Le BDP étude horlogo-ethnologique. C'est très long tans pis (Articles)

posté par capitaine56 , Toujours près de la mer, 17/01/15, 19:23
(Modifié par capitaine56 le 17/01/15, 19:38)

Nul n'ignore que Paris est la capitale de la France et Lyon la capitale des Gaules. A l'ouest de la France existe un vieux pays qui se nomme la Bretagne. Rennes et Nantes sont les deux capitales de la Bretagne, bien que Nantes n'y soit plus. En Bretagne, veux-je dire, mais cela ne saurait durer. Ne souhaitant pas ouvrir un débat qui risquerait de tourner au pugilat, je me contenterai d'une brève présentation de cette lointaine, pauvre, rugueuse mais belle et noble nation.

La Bretagne est majoritairement habitée par des Bretons souvent issus de Celtes, peuple indo-européen venu du sud-ouest de l'actuelle Allemagne repoussé sur les rivages occidentaux de l'Europe par les invasions Germaines puis Romaines.
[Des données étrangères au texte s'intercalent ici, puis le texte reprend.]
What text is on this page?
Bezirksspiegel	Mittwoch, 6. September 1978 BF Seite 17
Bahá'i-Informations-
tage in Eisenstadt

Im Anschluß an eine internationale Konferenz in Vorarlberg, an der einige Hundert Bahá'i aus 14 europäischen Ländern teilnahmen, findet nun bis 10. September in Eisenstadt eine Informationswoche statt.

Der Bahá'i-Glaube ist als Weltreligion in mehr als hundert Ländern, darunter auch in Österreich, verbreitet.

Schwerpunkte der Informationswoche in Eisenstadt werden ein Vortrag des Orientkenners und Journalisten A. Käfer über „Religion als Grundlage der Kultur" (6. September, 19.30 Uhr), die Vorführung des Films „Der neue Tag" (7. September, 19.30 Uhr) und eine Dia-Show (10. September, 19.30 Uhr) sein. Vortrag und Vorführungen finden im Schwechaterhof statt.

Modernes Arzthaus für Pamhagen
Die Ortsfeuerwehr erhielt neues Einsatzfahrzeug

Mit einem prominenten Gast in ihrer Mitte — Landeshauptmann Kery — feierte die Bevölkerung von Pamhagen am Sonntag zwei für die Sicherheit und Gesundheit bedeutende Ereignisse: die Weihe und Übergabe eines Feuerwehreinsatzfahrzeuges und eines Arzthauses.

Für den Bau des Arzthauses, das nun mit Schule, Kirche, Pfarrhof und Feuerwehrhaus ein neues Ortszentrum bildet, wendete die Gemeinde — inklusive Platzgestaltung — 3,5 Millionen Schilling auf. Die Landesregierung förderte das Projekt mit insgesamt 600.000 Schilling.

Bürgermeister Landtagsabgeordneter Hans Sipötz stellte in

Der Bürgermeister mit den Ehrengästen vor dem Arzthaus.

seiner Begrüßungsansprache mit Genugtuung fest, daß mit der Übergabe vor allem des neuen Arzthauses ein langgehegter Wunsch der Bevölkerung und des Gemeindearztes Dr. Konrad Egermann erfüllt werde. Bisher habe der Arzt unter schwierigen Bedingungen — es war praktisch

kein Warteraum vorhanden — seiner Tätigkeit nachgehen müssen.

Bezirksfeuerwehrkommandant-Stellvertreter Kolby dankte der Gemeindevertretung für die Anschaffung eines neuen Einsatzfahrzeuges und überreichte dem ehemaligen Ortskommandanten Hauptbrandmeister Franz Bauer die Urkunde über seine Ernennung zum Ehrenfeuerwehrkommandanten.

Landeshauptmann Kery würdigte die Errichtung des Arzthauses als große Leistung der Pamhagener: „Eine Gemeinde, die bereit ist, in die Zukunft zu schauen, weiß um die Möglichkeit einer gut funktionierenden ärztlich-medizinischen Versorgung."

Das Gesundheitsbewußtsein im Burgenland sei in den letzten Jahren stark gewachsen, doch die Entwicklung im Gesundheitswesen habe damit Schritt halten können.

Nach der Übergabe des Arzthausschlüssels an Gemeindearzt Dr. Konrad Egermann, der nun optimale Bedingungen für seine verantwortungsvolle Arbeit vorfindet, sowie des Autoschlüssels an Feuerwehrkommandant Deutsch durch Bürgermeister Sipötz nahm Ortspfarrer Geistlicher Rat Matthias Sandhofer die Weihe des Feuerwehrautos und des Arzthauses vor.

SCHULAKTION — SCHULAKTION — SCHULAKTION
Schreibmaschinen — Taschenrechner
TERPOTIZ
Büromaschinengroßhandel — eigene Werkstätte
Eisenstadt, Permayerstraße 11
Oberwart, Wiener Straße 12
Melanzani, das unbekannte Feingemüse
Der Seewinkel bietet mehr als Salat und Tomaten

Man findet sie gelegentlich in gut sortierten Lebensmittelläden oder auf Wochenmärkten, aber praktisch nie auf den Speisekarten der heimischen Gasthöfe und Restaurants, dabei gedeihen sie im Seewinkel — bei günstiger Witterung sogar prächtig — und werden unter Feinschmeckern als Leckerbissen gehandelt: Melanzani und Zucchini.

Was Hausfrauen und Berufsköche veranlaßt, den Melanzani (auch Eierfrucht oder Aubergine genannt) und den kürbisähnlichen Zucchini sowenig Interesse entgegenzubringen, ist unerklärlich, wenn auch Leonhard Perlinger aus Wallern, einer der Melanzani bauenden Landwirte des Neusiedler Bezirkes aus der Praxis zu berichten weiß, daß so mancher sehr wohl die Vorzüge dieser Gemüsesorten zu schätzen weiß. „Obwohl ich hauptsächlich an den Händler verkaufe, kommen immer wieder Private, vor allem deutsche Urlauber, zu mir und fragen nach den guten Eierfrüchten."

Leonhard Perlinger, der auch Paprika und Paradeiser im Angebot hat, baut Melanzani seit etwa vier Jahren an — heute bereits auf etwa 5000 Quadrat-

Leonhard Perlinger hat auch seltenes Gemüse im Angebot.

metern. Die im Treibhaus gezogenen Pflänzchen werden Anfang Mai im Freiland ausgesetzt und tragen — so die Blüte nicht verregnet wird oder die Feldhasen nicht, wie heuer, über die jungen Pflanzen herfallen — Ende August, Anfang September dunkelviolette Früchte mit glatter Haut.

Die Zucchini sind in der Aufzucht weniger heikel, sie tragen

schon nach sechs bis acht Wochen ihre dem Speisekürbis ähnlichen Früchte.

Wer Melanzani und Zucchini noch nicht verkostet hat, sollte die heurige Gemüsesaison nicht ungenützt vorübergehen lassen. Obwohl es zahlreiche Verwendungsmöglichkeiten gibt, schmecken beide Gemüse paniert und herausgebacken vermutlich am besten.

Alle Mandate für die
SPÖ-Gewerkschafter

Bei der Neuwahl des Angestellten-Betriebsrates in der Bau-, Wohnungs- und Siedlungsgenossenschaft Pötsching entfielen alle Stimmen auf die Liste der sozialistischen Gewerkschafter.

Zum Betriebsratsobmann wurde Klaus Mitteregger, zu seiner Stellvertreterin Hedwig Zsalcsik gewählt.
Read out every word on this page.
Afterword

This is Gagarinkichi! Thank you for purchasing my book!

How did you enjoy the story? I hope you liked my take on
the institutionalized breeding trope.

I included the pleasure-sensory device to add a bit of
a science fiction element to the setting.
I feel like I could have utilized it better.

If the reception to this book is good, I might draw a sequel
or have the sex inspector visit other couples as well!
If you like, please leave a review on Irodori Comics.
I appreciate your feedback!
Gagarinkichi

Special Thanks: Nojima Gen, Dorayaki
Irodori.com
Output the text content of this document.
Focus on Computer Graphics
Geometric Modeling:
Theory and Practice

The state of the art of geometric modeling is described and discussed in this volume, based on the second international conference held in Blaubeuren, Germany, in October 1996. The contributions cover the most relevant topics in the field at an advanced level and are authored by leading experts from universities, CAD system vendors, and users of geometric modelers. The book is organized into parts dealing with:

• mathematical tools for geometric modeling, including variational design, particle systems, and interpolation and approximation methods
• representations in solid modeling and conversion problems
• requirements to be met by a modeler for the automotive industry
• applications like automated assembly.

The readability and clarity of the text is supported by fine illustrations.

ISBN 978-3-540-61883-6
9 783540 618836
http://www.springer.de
On y trouve aussi, essentiellement l'été, des peuples migrateurs, affectueusement surnommés par les habitants de l'île de Groix « Doryphores », venus de pays étrangers tels que le Bassin Parisien, la Hollande, la Belgique ou la Germanie. Les habitants de Groix étant eux-mêmes nommés Groisillons, Grésillons ou Grecs, il y a de quoi y perdre son latin. La migration des Doryphores est un phénomène fascinant que tout anthropologue un peu sérieux doit observer au moins deux fois dans sa vie : début juillet (aller) ou fin août (retour)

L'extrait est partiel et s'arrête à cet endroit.